Despite its strengths, Booking Holdings faces vulnerabilities, primarily due to its dependency on the broader travel industry, which is inherently susceptible to economic downturns or geopolitical events. The company's high stock price, while indicative of value, may deter potential investors, leading to calls for a stock split to enhance market accessibility. Regulatory hurdles, such as the EU's intervention in its acquisition plans, illustrate the complexities of operating in a highly scrutinized sector, potentially stymieing growth aspirations. Additionally, increasing competition from startups and established players in the online travel space intensifies market pressure.
What opportunities could the company capitalize on?
Opportunities for Booking Holdings lie prominently in the expansion of alternative accommodations, which are gaining popularity among diverse traveler demographics. Strengthening partnerships in emerging markets, such as the Middle East through its agreement with Saudi Arabia, unlocks new growth avenues. Leveraging technology to refine user experiences and personalize offerings through AI-driven insights enhances competitive advantage. Continued focus on sustainable travel practices aligns with global environmental initiatives, appealing to environmentally conscious consumers. Moreover, potential recovery in international travel promises robust demand proliferation, which the company is well-positioned to capitalize on.
What risks could impact the company?
Booking Holdings must navigate several risks, including the volatility in global travel trends that may arise from unforeseen macroeconomic conditions or health emergencies. Competition from agile, tech-savvy startups poses a significant market threat, requiring constant innovation to retain user engagement. Regulatory developments, as seen with the EU's decision to block its acquisition plans, can impede strategic aspirations and affect market dynamics. The company's reliance on third-party service providers and partners entails operational risks, which may undermine service quality or brand reputation. Economic slowdowns or regional instability potentially impact revenue streams as discretionary travel expenditure diminishes.
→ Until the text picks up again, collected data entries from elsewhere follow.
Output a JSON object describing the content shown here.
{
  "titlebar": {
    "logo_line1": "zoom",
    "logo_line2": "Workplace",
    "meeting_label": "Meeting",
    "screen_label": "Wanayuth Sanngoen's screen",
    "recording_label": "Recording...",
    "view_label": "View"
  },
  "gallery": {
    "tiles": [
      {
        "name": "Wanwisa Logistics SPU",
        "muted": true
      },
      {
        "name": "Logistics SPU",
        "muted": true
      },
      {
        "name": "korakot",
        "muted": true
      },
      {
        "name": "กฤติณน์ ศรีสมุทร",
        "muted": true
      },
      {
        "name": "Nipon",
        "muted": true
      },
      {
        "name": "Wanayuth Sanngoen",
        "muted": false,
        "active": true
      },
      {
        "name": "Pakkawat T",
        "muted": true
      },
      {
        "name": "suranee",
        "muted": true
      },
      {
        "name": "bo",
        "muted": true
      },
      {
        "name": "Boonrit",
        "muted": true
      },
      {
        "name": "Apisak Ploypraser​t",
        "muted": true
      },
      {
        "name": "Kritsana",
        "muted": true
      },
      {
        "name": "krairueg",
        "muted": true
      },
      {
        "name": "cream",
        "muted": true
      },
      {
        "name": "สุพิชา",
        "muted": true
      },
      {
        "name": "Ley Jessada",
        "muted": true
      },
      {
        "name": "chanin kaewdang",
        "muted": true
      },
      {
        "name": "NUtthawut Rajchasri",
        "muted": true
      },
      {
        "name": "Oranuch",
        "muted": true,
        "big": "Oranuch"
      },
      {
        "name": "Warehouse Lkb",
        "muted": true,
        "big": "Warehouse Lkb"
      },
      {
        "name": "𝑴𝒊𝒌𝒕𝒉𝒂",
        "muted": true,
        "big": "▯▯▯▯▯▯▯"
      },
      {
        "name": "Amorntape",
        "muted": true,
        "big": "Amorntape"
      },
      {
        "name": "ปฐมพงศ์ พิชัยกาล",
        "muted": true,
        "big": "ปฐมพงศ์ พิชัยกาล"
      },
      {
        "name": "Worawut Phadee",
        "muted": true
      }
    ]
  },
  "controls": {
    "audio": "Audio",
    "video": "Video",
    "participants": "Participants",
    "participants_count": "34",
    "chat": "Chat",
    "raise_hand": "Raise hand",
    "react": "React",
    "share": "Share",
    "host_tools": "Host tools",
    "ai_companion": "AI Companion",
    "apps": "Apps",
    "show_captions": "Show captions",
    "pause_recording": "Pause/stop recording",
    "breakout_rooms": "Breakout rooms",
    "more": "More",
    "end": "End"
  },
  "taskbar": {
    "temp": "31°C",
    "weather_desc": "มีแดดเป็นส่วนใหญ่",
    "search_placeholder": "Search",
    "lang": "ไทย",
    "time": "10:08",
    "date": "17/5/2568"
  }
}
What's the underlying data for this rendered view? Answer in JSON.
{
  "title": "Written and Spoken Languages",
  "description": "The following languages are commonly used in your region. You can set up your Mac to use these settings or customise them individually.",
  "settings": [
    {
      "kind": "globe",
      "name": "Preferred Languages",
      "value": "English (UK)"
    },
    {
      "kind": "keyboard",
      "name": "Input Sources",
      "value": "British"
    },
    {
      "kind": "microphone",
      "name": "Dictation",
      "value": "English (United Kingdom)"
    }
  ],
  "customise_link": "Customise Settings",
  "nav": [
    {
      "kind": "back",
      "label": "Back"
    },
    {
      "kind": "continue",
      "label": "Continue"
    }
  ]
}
What’s the latest news about the company?
Recent news highlights Booking Holdings' financial achievements, surpassing expected earnings and revenue, affirming its market leadership. The announcement of a substantial stock buyback program underscores its fiscal strength and commitment to shareholders. Strategic expansions are evidenced by its collaboration with Saudi authorities to boost regional tourism, highlighting the company's focus on emerging markets. However, Booking Holdings is also appealing an EU decision that thwarted a potential acquisition, reflecting its ongoing struggle with regulatory challenges. Overall, its forward momentum is maintained through proactive technological investments, aiming for long-term coherence in innovation and service enhancement.
What market trends are affecting the company?
Current market trends reveal a robust recovery in the travel sector, with an increasing appetite for travel following the lifting of pandemic-related restrictions. The shift towards digital services and online bookings continues to accelerate, benefiting platforms like Booking Holdings. Mergers and acquisitions activity within the travel industry is intensifying, although subject to varying regulatory scrutiny, influencing market competition dynamics. The rise of alternative accommodations, driven by changing consumer preferences for diverse lodging experiences, suggests new growth opportunities. Additionally, advancements in technology, specifically AI and machine learning, are reshaping service offerings, setting a futuristic trajectory for travel facilitation.